Добавить в цитаты Настройки чтения

Страница 2 из 10

Я и сам подумывал попросить об этом Леонида, но пока не решался. Спасибо, что хоть из колеи-то меня вытащил. Особым уважением я в окрестных деревнях не пользовался, потому как работал в Подковах чуть меньше года, и никто меня толком узнать пока не успел, а предыдущий участковый человеком слыл своенравным, частенько превышал свои полномочия и был охоч до местных бабёнок.

В этот момент и ударила в землю молния, а секундная стрелка сделала три шажка против своего естественного движения.

– Буду крайне признателен, – крикнул я, слегка оглушённый грозовым раскатом.

– Только просьба у меня к тебе будет, – промолвил Леонид и махнул рукой, приглашая проследовать за ним в кабину трактора.

Я послушно поплёлся, хлюпая водой внутри высоких резиновых сапог.

Забравшись в кабину, Леонид откинул капюшон. С лысой головы на лоб скатились две крупные капли. Он смахнул их ладонью, достал из портсигара папиросу, постучал мундштуком по жестяному дну, дунул, сплющил его гармошкой и чиркнул бензиновой зажигалкой.

Сделав две глубокие затяжки, посмотрел на меня и промолвил:

– Сестра у меня есть. Люська. Может, и знаешь.

Я промолчал, продолжая внимательно слушать.

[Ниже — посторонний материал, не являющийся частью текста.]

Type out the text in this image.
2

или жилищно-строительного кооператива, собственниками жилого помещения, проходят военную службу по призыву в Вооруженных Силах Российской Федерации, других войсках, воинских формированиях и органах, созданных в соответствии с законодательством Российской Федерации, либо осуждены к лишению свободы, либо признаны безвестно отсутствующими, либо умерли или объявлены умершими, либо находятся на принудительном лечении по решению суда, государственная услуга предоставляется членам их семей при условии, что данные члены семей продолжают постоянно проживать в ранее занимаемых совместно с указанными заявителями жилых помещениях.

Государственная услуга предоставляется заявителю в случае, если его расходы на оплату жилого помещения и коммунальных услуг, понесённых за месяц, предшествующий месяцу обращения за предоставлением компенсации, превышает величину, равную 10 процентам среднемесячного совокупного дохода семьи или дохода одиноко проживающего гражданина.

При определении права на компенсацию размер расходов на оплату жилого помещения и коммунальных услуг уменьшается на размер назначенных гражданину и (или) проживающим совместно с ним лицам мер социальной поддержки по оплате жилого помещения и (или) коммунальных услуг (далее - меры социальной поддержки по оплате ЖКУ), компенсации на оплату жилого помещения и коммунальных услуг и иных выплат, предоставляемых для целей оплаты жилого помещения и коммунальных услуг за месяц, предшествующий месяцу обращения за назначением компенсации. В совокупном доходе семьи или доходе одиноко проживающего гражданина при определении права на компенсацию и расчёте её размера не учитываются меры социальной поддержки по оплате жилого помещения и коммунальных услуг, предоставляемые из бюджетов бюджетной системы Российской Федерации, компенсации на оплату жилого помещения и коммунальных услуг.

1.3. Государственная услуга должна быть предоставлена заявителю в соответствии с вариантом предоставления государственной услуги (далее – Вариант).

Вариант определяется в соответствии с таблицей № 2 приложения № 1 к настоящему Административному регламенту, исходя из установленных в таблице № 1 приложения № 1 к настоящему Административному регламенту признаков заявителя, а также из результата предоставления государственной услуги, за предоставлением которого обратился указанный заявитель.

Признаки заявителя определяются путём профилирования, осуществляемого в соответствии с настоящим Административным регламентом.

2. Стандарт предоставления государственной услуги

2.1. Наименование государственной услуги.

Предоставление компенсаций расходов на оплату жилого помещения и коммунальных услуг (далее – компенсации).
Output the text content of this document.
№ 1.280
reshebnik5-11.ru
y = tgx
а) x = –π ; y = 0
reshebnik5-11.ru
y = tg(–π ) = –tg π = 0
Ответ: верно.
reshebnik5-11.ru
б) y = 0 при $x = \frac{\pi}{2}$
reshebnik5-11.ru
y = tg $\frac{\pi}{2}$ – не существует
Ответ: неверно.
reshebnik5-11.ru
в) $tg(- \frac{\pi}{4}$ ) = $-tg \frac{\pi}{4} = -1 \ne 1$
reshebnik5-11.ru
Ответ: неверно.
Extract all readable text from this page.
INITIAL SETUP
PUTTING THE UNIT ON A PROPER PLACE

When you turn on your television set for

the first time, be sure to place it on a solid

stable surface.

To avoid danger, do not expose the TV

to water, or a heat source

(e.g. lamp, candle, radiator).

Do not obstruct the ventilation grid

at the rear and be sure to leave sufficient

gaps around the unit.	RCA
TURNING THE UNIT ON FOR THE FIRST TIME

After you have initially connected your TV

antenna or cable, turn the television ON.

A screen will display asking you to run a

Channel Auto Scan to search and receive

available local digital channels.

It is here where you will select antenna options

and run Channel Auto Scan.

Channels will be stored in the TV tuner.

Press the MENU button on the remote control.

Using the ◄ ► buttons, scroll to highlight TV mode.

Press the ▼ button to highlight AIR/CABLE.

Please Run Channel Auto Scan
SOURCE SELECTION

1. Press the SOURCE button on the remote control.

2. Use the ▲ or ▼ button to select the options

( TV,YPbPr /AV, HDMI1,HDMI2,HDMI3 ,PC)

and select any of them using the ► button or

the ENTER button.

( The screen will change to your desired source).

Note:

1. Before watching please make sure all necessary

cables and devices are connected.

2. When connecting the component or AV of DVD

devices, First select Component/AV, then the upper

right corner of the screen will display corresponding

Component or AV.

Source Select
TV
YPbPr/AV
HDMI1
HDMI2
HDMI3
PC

– А у ней муженёк непутёвый. С зоны откинулся года два назад. Она и подцепила его. Так-то вроде и ничего мужик. Рукастый. И за скотиной ходит, и избу подлатать, и по огороду чего… Но пьёт. Дело привычное. А надерётся – дурак дураком. Руку начал на сестрёнку мою поднимать. Та, конечно, молчит. Ни словом. Но я вижу. Разве такое скроешь. Ты, лейтенант, меня, хоть и малость, но знаешь. Я человек горячий, да и голову мне кому свернуть – одним пальцем пошевелить, – Леонид для наглядности продемонстрировал передо мной свои толстенные пальцы. На вид ему было лет сорок пять или чуть больше, но телосложением он не уступил бы, наверное, и Поддубному. Широкий, коренастый и будто отлитый из свинца. – Боюсь, что если сам решу поговорить с ним об этом, то зашибу. Не хочется грех-то на душу брать. Ты уж, лейтенант, как-нибудь отвадь его от этого нехорошего дела. Поговори, намекни, что, дескать, увидишь Люську с фингалом или синяком, то отправишь его обратно по этапу. А?

– Хорошо, – сказал я. – Поговорю. И если подтвердятся такие факты, то обязательно разберусь.

– Только обо мне ему даже не намекай. Не дай бог ещё припрётся ко мне на разборки. Не уйдёт ведь живым-то. Я человек не злой, муху зря обижать не стану. Но меры силе своей не знаю. Прям как наказание мне какое с самого детства. – Леонид поморщился и крякнул, то ли действительно от досады на самого себя, то ли от потаённой за такой «недостаток» гордости.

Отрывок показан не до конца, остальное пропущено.